Netgate is offering COVID-19 aid for pfSense software users, learn more.


Managing privileges for users and groups is done similarly, so both will be covered here rather than duplicating the effort. Whether a user or group is managed, the entry must be created and saved first before privileges can be added to the account or group. To add privileges, when editing the existing user or group, click fa-plus Add in the Assigned Privileges or Effective Privileges section.

A list of all available privileges is presented. Privileges may be added one at a time by selecting a single entry, or by multi-select using ctrl-click. If other privileges are already present on the user or group, they are hidden from this list so they cannot be added twice. To search for a specific privilege by name, enter the search term in the Filter box and click fa-filter Filter.
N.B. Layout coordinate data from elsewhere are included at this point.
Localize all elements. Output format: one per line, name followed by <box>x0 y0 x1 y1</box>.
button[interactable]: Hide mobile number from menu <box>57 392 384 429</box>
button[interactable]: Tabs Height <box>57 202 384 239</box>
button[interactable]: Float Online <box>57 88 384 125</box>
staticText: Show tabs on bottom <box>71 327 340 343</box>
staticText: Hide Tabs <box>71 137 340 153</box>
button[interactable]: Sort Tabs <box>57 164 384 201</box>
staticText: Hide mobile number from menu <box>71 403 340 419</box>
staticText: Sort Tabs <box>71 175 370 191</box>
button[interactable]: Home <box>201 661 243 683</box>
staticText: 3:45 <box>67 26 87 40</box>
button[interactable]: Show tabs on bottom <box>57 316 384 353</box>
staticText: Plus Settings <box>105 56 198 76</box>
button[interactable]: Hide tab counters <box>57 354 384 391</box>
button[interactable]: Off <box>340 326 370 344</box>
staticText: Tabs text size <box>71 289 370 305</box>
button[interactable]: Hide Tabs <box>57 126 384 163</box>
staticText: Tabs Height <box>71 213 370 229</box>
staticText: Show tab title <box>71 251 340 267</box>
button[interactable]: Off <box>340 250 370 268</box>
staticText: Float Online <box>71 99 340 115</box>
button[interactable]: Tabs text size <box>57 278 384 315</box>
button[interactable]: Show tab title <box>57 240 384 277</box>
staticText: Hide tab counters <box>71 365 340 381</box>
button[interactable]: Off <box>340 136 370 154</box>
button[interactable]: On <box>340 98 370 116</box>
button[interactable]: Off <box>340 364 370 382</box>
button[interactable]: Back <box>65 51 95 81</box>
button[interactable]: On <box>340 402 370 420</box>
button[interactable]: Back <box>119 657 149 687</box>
Selecting a privilege will show a short description of its purpose in the information block area under the permission list and action buttons. Most of the privileges are self-explanatory based on their names, but a few notable permissions are:

WebCfg - All Pages

Lets the user access any page in the GUI

WebCfg - Dashboard (all)

Lets the user access the dashboard page and all of its associated functions (widgets, graphs, etc.)

WebCfg - System

User Password Manager Page: If the user has access to only this page, they can login to the GUI to set their own password but do nothing else.

User - VPN - IPsec xauth Dialin

Allows the user to connect and authenticate for IPsec xauth

User - Config - Deny Config Write

Does not allow the user to make changes to the firewall config (config.xml). Note that this does not prevent the user from taking other actions that do not involve writing to the config.

User - System - Shell account access

Gives the user the ability to login over ssh, though the user will not have root-level access so functionality is limited. A package for sudo is available to enhance this feature.

After login, the firewall will attempt to display the dashboard. If the user does not have access to the dashboard, they will be forwarded to the first page in their privilege list which they have permission to access.

Menus on the firewall only contain entries for which privileges exist on a user account. For example, if the only Diagnostics page that a user has access to is Diagnostics > Ping then no other items will be displayed in the Diagnostics menu.